Admixture and the "Scandinavian" Question
I have been researching the apparent overestimation of the Scandinavian component in AncestryDNA's admixture tool for some time. Like Blaine Bettinger of The Genetic Genealogist, I have been contacted by many people who were surprised by a significant prediction of Scandinavian in their "Genetic Ethnicity" results that is in conflict with their known family history. I have also read the same confusion expressed on many blogs when the testers' results didn't reflect what they know of their family tree. My own results in this area were a bit surprising as well. There are too many examples of this to simply ignore it or to explain it away by non-paternity events (NPEs) or bad genealogies. Blaine Bettinger has already done a thorough job on his recent blog post (Problems with AncestryDNA's Genetic Ethnicity Prediction?) explaining why our admixture results legitimately may not align with our known genealogies, so I won't go too deeply into that at the moment. I highly suggest you read his post for background if you haven't already.

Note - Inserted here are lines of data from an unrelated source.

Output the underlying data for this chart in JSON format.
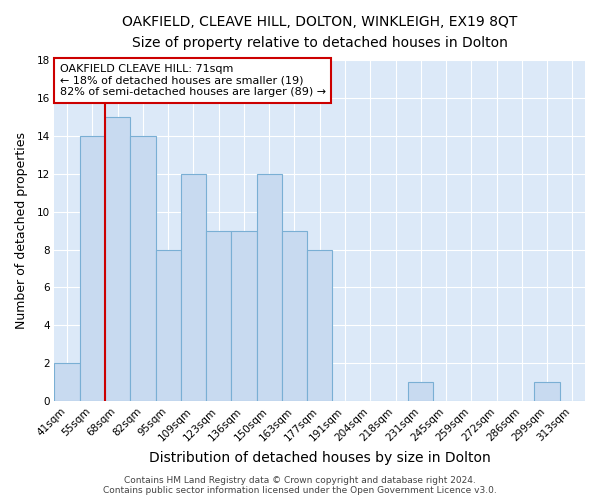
{
  "title": "OAKFIELD, CLEAVE HILL, DOLTON, WINKLEIGH, EX19 8QT",
  "subtitle": "Size of property relative to detached houses in Dolton",
  "xlabel": "Distribution of detached houses by size in Dolton",
  "ylabel": "Number of detached properties",
  "bins": [
    "41sqm",
    "55sqm",
    "68sqm",
    "82sqm",
    "95sqm",
    "109sqm",
    "123sqm",
    "136sqm",
    "150sqm",
    "163sqm",
    "177sqm",
    "191sqm",
    "204sqm",
    "218sqm",
    "231sqm",
    "245sqm",
    "259sqm",
    "272sqm",
    "286sqm",
    "299sqm",
    "313sqm"
  ],
  "counts": [
    2,
    14,
    15,
    14,
    8,
    12,
    9,
    9,
    12,
    9,
    8,
    0,
    0,
    0,
    1,
    0,
    0,
    0,
    0,
    1,
    0
  ],
  "bar_color": "#c8daf0",
  "bar_edge_color": "#7aafd4",
  "highlight_bar_index": 2,
  "highlight_line_color": "#cc0000",
  "annotation_box_text": "OAKFIELD CLEAVE HILL: 71sqm\n← 18% of detached houses are smaller (19)\n82% of semi-detached houses are larger (89) →",
  "annotation_box_color": "#ffffff",
  "annotation_box_edge_color": "#cc0000",
  "ylim": [
    0,
    18
  ],
  "yticks": [
    0,
    2,
    4,
    6,
    8,
    10,
    12,
    14,
    16,
    18
  ],
  "footer": "Contains HM Land Registry data © Crown copyright and database right 2024.\nContains public sector information licensed under the Open Government Licence v3.0.",
  "background_color": "#dce9f8",
  "grid_color": "#ffffff",
  "title_fontsize": 10,
  "subtitle_fontsize": 9.5,
  "xlabel_fontsize": 10,
  "ylabel_fontsize": 9,
  "tick_fontsize": 7.5,
  "annotation_fontsize": 8,
  "footer_fontsize": 6.5
}
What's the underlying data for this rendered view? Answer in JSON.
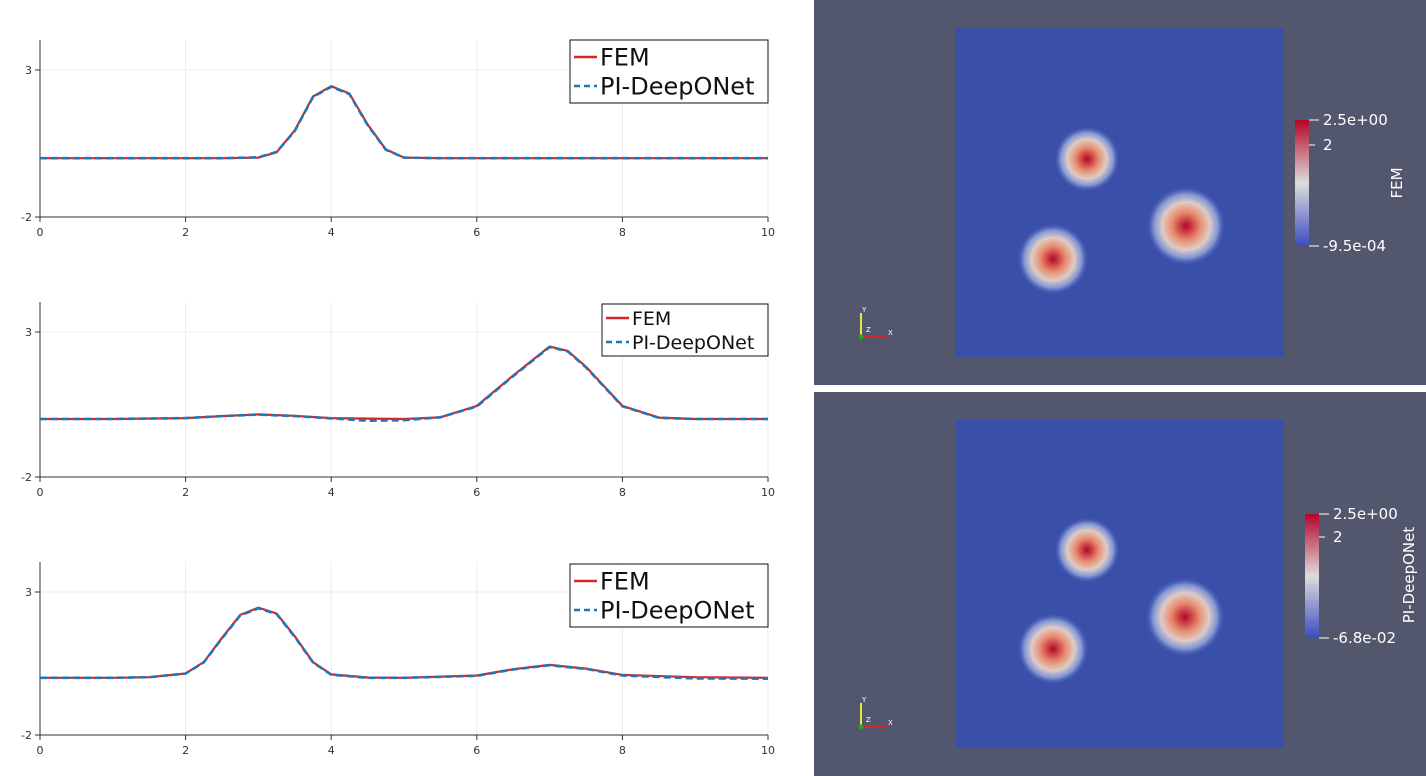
{
  "chart_data": [
    {
      "type": "line",
      "xlim": [
        0,
        10
      ],
      "ylim": [
        -2,
        3
      ],
      "xticks": [
        "0",
        "2",
        "4",
        "6",
        "8",
        "10"
      ],
      "yticks": [
        "3",
        "-2"
      ],
      "grid": true,
      "legend_position": "top-right",
      "series": [
        {
          "name": "FEM",
          "color": "#d62728",
          "style": "solid",
          "x": [
            0,
            1,
            2,
            2.5,
            3,
            3.25,
            3.5,
            3.75,
            4,
            4.25,
            4.5,
            4.75,
            5,
            5.5,
            6,
            7,
            8,
            9,
            10
          ],
          "y": [
            0,
            0,
            0,
            0,
            0.02,
            0.2,
            0.95,
            2.1,
            2.45,
            2.2,
            1.15,
            0.3,
            0.02,
            0,
            0,
            0,
            0,
            0,
            0
          ]
        },
        {
          "name": "PI-DeepONet",
          "color": "#1f77b4",
          "style": "dashed",
          "x": [
            0,
            1,
            2,
            2.5,
            3,
            3.25,
            3.5,
            3.75,
            4,
            4.25,
            4.5,
            4.75,
            5,
            5.5,
            6,
            7,
            8,
            9,
            10
          ],
          "y": [
            0,
            0,
            0,
            0,
            0.03,
            0.21,
            0.93,
            2.08,
            2.43,
            2.18,
            1.13,
            0.29,
            0.02,
            0,
            0,
            0,
            0,
            0,
            0
          ]
        }
      ]
    },
    {
      "type": "line",
      "xlim": [
        0,
        10
      ],
      "ylim": [
        -2,
        3
      ],
      "xticks": [
        "0",
        "2",
        "4",
        "6",
        "8",
        "10"
      ],
      "yticks": [
        "3",
        "-2"
      ],
      "grid": true,
      "legend_position": "top-right",
      "series": [
        {
          "name": "FEM",
          "color": "#d62728",
          "style": "solid",
          "x": [
            0,
            1,
            2,
            2.5,
            3,
            3.5,
            4,
            5,
            5.5,
            6,
            6.5,
            7,
            7.25,
            7.5,
            8,
            8.5,
            9,
            10
          ],
          "y": [
            0,
            0,
            0.03,
            0.1,
            0.16,
            0.11,
            0.03,
            0,
            0.06,
            0.45,
            1.5,
            2.5,
            2.35,
            1.8,
            0.45,
            0.05,
            0,
            0
          ]
        },
        {
          "name": "PI-DeepONet",
          "color": "#1f77b4",
          "style": "dashed",
          "x": [
            0,
            1,
            2,
            2.5,
            3,
            3.5,
            4,
            4.5,
            5,
            5.5,
            6,
            6.5,
            7,
            7.25,
            7.5,
            8,
            8.5,
            9,
            10
          ],
          "y": [
            0,
            0,
            0.03,
            0.1,
            0.15,
            0.1,
            0.02,
            -0.06,
            -0.04,
            0.06,
            0.43,
            1.48,
            2.48,
            2.33,
            1.78,
            0.44,
            0.04,
            0,
            0
          ]
        }
      ]
    },
    {
      "type": "line",
      "xlim": [
        0,
        10
      ],
      "ylim": [
        -2,
        3
      ],
      "xticks": [
        "0",
        "2",
        "4",
        "6",
        "8",
        "10"
      ],
      "yticks": [
        "3",
        "-2"
      ],
      "grid": true,
      "legend_position": "top-right",
      "series": [
        {
          "name": "FEM",
          "color": "#d62728",
          "style": "solid",
          "x": [
            0,
            1,
            1.5,
            2,
            2.25,
            2.5,
            2.75,
            3,
            3.25,
            3.5,
            3.75,
            4,
            4.5,
            5,
            6,
            6.5,
            7,
            7.5,
            8,
            9,
            10
          ],
          "y": [
            0,
            0,
            0.02,
            0.15,
            0.55,
            1.4,
            2.2,
            2.45,
            2.25,
            1.45,
            0.55,
            0.12,
            0.01,
            0,
            0.08,
            0.3,
            0.45,
            0.32,
            0.1,
            0.02,
            0
          ]
        },
        {
          "name": "PI-DeepONet",
          "color": "#1f77b4",
          "style": "dashed",
          "x": [
            0,
            1,
            1.5,
            2,
            2.25,
            2.5,
            2.75,
            3,
            3.25,
            3.5,
            3.75,
            4,
            4.5,
            5,
            6,
            6.5,
            7,
            7.5,
            8,
            9,
            10
          ],
          "y": [
            0,
            0,
            0.02,
            0.15,
            0.54,
            1.38,
            2.18,
            2.43,
            2.23,
            1.43,
            0.54,
            0.11,
            0.0,
            0,
            0.07,
            0.29,
            0.44,
            0.31,
            0.08,
            -0.02,
            -0.03
          ]
        }
      ]
    },
    {
      "type": "heatmap",
      "colorbar_title": "FEM",
      "colorbar_labels": {
        "max": "2.5e+00",
        "mid": "2",
        "min": "-9.5e-04"
      },
      "colormap": [
        "#3b4cc0",
        "#dddddd",
        "#b40426"
      ],
      "axes_labels": [
        "Y",
        "Z",
        "X"
      ]
    },
    {
      "type": "heatmap",
      "colorbar_title": "PI-DeepONet",
      "colorbar_labels": {
        "max": "2.5e+00",
        "mid": "2",
        "min": "-6.8e-02"
      },
      "colormap": [
        "#3b4cc0",
        "#dddddd",
        "#b40426"
      ],
      "axes_labels": [
        "Y",
        "Z",
        "X"
      ]
    }
  ]
}
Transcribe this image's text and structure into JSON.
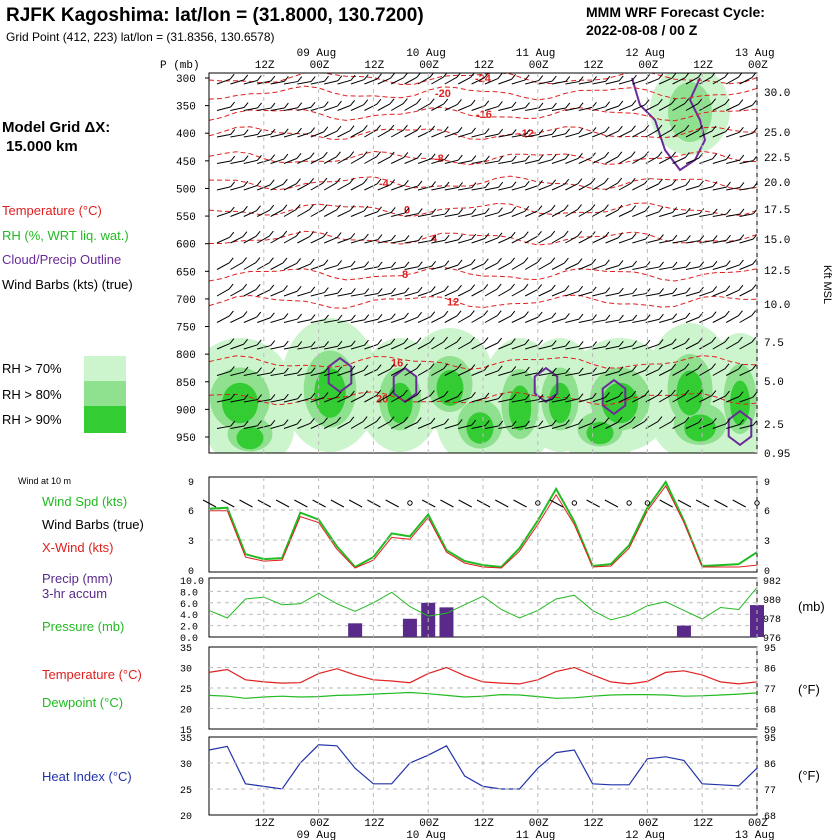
{
  "header": {
    "title": "RJFK Kagoshima:  lat/lon = (31.8000, 130.7200)",
    "subtitle": "Grid Point (412, 223) lat/lon = (31.8356, 130.6578)",
    "cycle_line1": "MMM WRF Forecast Cycle:",
    "cycle_line2": "2022-08-08 / 00  Z",
    "grid_title": "Model Grid ΔX:",
    "grid_value": "15.000 km"
  },
  "colors": {
    "temperature": "#e02020",
    "rh": "#22bb22",
    "cloud": "#6a2a9a",
    "rh70": "#cdf5cd",
    "rh80": "#8fe08f",
    "rh90": "#33cc33",
    "heat": "#2233aa"
  },
  "time_axis": {
    "top_tick_labels": [
      "12Z",
      "00Z",
      "12Z",
      "00Z",
      "12Z",
      "00Z",
      "12Z",
      "00Z",
      "12Z",
      "00Z"
    ],
    "date_labels": [
      "09 Aug",
      "10 Aug",
      "11 Aug",
      "12 Aug",
      "13 Aug"
    ]
  },
  "legend": {
    "temperature": "Temperature (°C)",
    "rh": "RH (%, WRT liq. wat.)",
    "cloud": "Cloud/Precip Outline",
    "wind_barbs": "Wind Barbs (kts) (true)",
    "rh_levels": [
      "RH > 70%",
      "RH > 80%",
      "RH > 90%"
    ]
  },
  "chart_data": [
    {
      "type": "heatmap",
      "title": "Vertical cross-section: temperature, RH, cloud outline, wind barbs",
      "ylabel": "P (mb)",
      "y_ticks": [
        300,
        350,
        400,
        450,
        500,
        550,
        600,
        650,
        700,
        750,
        800,
        850,
        900,
        950
      ],
      "ylim": [
        300,
        1000
      ],
      "right_axis_label": "Kft MSL",
      "right_ticks": [
        "30.0",
        "25.0",
        "22.5",
        "20.0",
        "17.5",
        "15.0",
        "12.5",
        "10.0",
        "7.5",
        "5.0",
        "2.5",
        "0.95"
      ],
      "isotherm_labels": [
        "-24",
        "-20",
        "-16",
        "-12",
        "-8",
        "-4",
        "0",
        "4",
        "8",
        "12",
        "16",
        "20"
      ],
      "isotherm_values": [
        -24,
        -20,
        -16,
        -12,
        -8,
        -4,
        0,
        4,
        8,
        12,
        16,
        20
      ],
      "isotherm_pressure": [
        300,
        327,
        365,
        400,
        445,
        490,
        538,
        590,
        655,
        705,
        815,
        880
      ]
    },
    {
      "type": "line",
      "title": "Wind at 10 m",
      "y_ticks": [
        "9",
        "6",
        "3",
        "0"
      ],
      "ylim": [
        0,
        9
      ],
      "series": [
        {
          "name": "Wind Spd (kts)",
          "label": "Wind Spd (kts)",
          "values": [
            6.2,
            6.3,
            1.6,
            1.1,
            1.2,
            5.8,
            5.1,
            2.4,
            0.3,
            1.3,
            3.7,
            3.4,
            5.6,
            2.0,
            0.9,
            0.5,
            0.3,
            2.2,
            5.0,
            8.2,
            4.9,
            0.4,
            0.6,
            2.5,
            6.3,
            8.9,
            5.0,
            0.4,
            0.5,
            0.6,
            1.8
          ]
        },
        {
          "name": "Wind Barbs (true)",
          "label": "Wind Barbs (true)",
          "values": []
        },
        {
          "name": "X-Wind (kts)",
          "label": "X-Wind (kts)",
          "values": [
            6.0,
            6.0,
            1.3,
            0.9,
            1.0,
            5.4,
            4.8,
            2.1,
            0.2,
            1.0,
            3.3,
            3.1,
            5.3,
            1.8,
            0.7,
            0.3,
            0.2,
            1.9,
            4.6,
            7.6,
            4.6,
            0.3,
            0.4,
            2.2,
            6.0,
            8.5,
            4.8,
            0.3,
            0.3,
            0.3,
            0.5
          ]
        }
      ],
      "calm_labels": [
        "o"
      ]
    },
    {
      "type": "bar",
      "title": "Precip and Pressure",
      "precip_label_line1": "Precip (mm)",
      "precip_label_line2": "3-hr accum",
      "pressure_label": "Pressure (mb)",
      "left_ticks": [
        "10.0",
        "8.0",
        "6.0",
        "4.0",
        "2.0",
        "0.0"
      ],
      "right_ticks": [
        "982",
        "980",
        "978",
        "976"
      ],
      "right_unit": "(mb)",
      "precip_mm": [
        0,
        0,
        0,
        0,
        0,
        0,
        0,
        0,
        0.6,
        0,
        0,
        0.8,
        1.5,
        1.3,
        0,
        0,
        0,
        0,
        0,
        0,
        0,
        0,
        0,
        0,
        0,
        0,
        0.5,
        0,
        0,
        0,
        1.4
      ],
      "pressure_mb": [
        978.8,
        978.0,
        980.0,
        980.2,
        979.4,
        979.5,
        980.6,
        979.5,
        978.7,
        979.6,
        980.7,
        979.2,
        978.2,
        978.5,
        979.4,
        980.3,
        978.9,
        978.0,
        978.8,
        980.0,
        980.4,
        978.8,
        977.8,
        978.3,
        979.3,
        979.7,
        978.8,
        977.9,
        979.1,
        978.9,
        981.2
      ]
    },
    {
      "type": "line",
      "title": "Temperature and Dewpoint",
      "left_ticks": [
        "35",
        "30",
        "25",
        "20",
        "15"
      ],
      "right_ticks": [
        "95",
        "86",
        "77",
        "68",
        "59"
      ],
      "right_unit": "(°F)",
      "ylim": [
        15,
        35
      ],
      "series": [
        {
          "name": "Temperature (°C)",
          "label": "Temperature (°C)",
          "values": [
            28.8,
            29.5,
            27.0,
            26.5,
            26.2,
            26.3,
            28.5,
            29.7,
            28.2,
            27.0,
            26.7,
            26.3,
            28.5,
            30.0,
            28.0,
            26.5,
            26.2,
            26.0,
            27.0,
            29.0,
            30.0,
            28.2,
            26.5,
            26.0,
            26.6,
            28.8,
            29.2,
            28.2,
            26.5,
            26.0,
            26.5
          ]
        },
        {
          "name": "Dewpoint (°C)",
          "label": "Dewpoint (°C)",
          "values": [
            23.2,
            23.0,
            22.5,
            22.8,
            23.0,
            22.8,
            22.9,
            23.2,
            23.3,
            23.5,
            23.7,
            23.9,
            23.6,
            23.2,
            22.8,
            23.0,
            23.4,
            23.3,
            22.9,
            22.5,
            22.6,
            23.0,
            23.3,
            23.4,
            23.4,
            23.3,
            23.0,
            23.1,
            23.3,
            23.5,
            23.8
          ]
        }
      ]
    },
    {
      "type": "line",
      "title": "Heat Index",
      "left_ticks": [
        "35",
        "30",
        "25",
        "20"
      ],
      "right_ticks": [
        "95",
        "86",
        "77",
        "68"
      ],
      "right_unit": "(°F)",
      "ylim": [
        20,
        35
      ],
      "series": [
        {
          "name": "Heat Index (°C)",
          "label": "Heat Index (°C)",
          "values": [
            32.5,
            33.2,
            26.0,
            25.5,
            25.0,
            30.0,
            33.5,
            33.3,
            29.0,
            26.0,
            26.0,
            30.0,
            31.5,
            33.3,
            27.5,
            25.5,
            25.0,
            25.0,
            29.0,
            32.0,
            32.5,
            26.0,
            25.8,
            25.8,
            30.8,
            31.2,
            30.5,
            26.0,
            25.8,
            25.6,
            29.0
          ]
        }
      ]
    }
  ]
}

To understand the perceived problem, let's look at my results as an example:
My "Genetic Ethnicity" Prediction - Click to enlarge |
Although I know that approximately 12.5% of my DNA originated from Scandinavia courtesy of my Norwegian great grandmother Fredrikka Herstad, I did not expect the 57% Scandinavian admixture prediction. Of further concern, I am 25% Finnish on paper and am only predicted as 7% Finnish by AncestryDNA's Genetic Ethnicity feature. For a person who doesn't know much about Finnish DNA, they may assume that my Finnish DNA is simply bleeding into the Scandinavian percentage, however Finnish DNA is quite unique and clusters distinctly separate from the Scandinavian countries (and all others). Although I may have a small amount of Swedish DNA from early migration to Finland, I am quite sure that it is not a significant amount based on my documented genealogy and, especially, my extensive research at both 23andMe and Family Tree DNA where I have myriads of Finnish "cousins" and very, very few Swedish ones. One could argue that these "ethnicity" predictions reach further back than autosomal DNA cousin matching, but I have seen how my Finnish DNA clusters using other admixture tools and am quite confident in my assessment.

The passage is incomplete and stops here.